There were many options available for fixing the flexibility problem. The improvement will certainly be if the amendment would include some blocks in constitutional legislation such as: obligatory referendum to confirm an amendment; one amendment at a time affecting only one institution or institute; certain time-span between a proposal and confirmation with further participatory mechanisms; dissolution of parliament with the obligation for a new one to confirm the amendment; an escalating structure of constitutional amendment – the more important change, the more complex mechanism for making the change. Accepting even one option would do its job notwithstanding the SCC losing the asserted power.
Unfortunately, nothing happened and constitutionalism in Slovakia got two slaps from both sides: the parliament takes everything while it gives up nothing. The qualified majority (90 MPs) has become legally unbound constitution-maker. Such constitutional change is not only illegitimate but it represents real threat for constitutionalism and moves Slovakia on the brink to join illiberal company of its notorious neighbours. How the story ends is too early to tell. Some MPs are going to challenge the amendment before the SCC. So, India may not be as far away from Slovakia than it appears.

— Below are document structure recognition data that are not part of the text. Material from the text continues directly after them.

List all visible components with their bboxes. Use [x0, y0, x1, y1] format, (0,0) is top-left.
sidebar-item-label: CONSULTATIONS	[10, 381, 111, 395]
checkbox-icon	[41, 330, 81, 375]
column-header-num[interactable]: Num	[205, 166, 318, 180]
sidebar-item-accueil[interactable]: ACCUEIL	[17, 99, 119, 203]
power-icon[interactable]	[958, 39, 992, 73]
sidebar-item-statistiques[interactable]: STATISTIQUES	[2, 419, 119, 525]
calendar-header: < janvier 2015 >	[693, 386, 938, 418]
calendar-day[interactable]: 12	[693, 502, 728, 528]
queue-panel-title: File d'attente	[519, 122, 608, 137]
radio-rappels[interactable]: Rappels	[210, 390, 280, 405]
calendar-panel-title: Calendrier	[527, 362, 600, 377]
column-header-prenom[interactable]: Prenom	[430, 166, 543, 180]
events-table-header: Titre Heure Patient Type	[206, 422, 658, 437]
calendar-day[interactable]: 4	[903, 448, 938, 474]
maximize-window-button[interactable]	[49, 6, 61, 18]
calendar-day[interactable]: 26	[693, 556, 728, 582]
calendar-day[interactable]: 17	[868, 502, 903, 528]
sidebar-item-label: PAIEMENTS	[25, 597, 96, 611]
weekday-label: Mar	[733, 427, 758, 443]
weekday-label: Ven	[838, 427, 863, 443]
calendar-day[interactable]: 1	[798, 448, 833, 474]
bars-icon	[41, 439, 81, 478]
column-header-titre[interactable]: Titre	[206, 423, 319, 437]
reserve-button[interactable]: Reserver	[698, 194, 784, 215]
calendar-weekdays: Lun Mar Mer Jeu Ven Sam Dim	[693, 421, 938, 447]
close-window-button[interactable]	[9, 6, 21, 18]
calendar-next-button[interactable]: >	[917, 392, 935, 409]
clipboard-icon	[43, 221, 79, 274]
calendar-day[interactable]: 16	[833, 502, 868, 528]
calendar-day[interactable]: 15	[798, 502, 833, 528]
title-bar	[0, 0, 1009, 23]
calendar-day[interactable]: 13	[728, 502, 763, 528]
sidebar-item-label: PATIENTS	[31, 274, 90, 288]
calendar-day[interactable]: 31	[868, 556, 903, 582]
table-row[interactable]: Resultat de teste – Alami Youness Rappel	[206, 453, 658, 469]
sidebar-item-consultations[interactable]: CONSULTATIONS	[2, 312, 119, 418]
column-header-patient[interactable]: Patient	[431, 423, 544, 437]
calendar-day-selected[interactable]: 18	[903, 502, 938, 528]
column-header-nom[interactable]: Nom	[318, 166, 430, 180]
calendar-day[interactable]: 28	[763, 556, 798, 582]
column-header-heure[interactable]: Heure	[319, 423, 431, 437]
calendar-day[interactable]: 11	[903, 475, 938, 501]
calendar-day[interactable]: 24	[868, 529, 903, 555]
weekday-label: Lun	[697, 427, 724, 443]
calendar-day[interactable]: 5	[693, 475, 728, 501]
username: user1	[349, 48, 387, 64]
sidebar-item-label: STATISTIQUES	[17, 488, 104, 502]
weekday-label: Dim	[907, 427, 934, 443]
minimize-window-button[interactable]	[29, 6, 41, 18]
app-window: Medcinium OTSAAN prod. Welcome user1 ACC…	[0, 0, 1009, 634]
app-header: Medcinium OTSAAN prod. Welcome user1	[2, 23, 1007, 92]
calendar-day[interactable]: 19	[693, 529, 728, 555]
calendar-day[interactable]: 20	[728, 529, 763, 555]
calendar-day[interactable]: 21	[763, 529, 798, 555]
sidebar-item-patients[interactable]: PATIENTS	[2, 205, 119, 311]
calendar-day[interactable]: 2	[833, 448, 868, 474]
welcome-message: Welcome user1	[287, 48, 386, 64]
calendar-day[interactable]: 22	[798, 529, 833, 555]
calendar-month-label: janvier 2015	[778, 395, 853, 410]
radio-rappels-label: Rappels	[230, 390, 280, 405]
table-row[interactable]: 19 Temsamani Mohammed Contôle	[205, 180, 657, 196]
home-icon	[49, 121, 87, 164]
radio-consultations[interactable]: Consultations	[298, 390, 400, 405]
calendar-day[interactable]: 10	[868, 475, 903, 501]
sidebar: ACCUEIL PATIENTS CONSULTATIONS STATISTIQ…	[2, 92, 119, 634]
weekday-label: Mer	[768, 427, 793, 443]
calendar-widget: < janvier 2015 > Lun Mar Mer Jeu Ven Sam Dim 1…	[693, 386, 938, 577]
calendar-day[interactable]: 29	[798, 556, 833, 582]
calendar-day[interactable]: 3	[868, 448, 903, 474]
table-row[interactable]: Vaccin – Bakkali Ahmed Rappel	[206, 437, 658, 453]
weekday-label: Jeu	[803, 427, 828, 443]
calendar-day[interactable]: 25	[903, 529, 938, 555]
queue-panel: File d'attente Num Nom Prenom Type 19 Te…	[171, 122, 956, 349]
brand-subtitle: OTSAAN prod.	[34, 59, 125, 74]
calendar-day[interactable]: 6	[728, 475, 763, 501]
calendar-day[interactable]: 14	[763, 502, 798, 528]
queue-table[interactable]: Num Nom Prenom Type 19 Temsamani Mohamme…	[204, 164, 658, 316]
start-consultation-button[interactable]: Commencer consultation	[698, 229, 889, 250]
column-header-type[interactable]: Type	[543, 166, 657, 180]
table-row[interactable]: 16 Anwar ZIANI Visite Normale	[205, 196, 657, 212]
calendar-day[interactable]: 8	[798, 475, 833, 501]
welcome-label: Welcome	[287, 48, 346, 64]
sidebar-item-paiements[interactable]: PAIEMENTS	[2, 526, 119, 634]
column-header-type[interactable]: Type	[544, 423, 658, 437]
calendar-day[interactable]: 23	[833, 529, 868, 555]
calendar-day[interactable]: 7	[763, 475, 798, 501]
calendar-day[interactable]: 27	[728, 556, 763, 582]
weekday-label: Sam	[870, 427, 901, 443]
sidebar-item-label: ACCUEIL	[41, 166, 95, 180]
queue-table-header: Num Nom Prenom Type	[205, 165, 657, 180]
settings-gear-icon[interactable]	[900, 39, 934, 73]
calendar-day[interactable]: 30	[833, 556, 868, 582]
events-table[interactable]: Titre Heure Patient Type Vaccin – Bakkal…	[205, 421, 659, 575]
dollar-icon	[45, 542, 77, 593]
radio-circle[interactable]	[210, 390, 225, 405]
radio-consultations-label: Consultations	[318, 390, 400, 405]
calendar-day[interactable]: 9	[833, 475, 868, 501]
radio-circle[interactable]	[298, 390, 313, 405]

Suggested Citation: Tomáš Ľalík, Slovakia on its way to Illiberal Democracy: Nullifying the Power of the Constitutional Court to Review Constitutional Amendments, Int’l J. Const. L. Blog, Dec. 18, 2020, at: http://www.iconnectblog.com/2020/12/slovakia-on-its-way-to-illiberal-democracy-nullifying-the-power-of-the-constitutional-court-to-review-constitutional-amendments
 The evidence that even in the UK the notion of sovereignty of parliament is not what it used to be represents the judgment of the UK Supreme Court in Miller II.
 It is interesting to note that the Hungarian Constitutional Court in fact can review at least procedural aspects of a constitutional amendment process according to Art. 24 (1) and (2) of the 2011 Hungarian Constitution.
 See Pierre Rosanvallon, Counter-Democracy. Politics in an Age of Distrust, CUP, 2012, p. 202.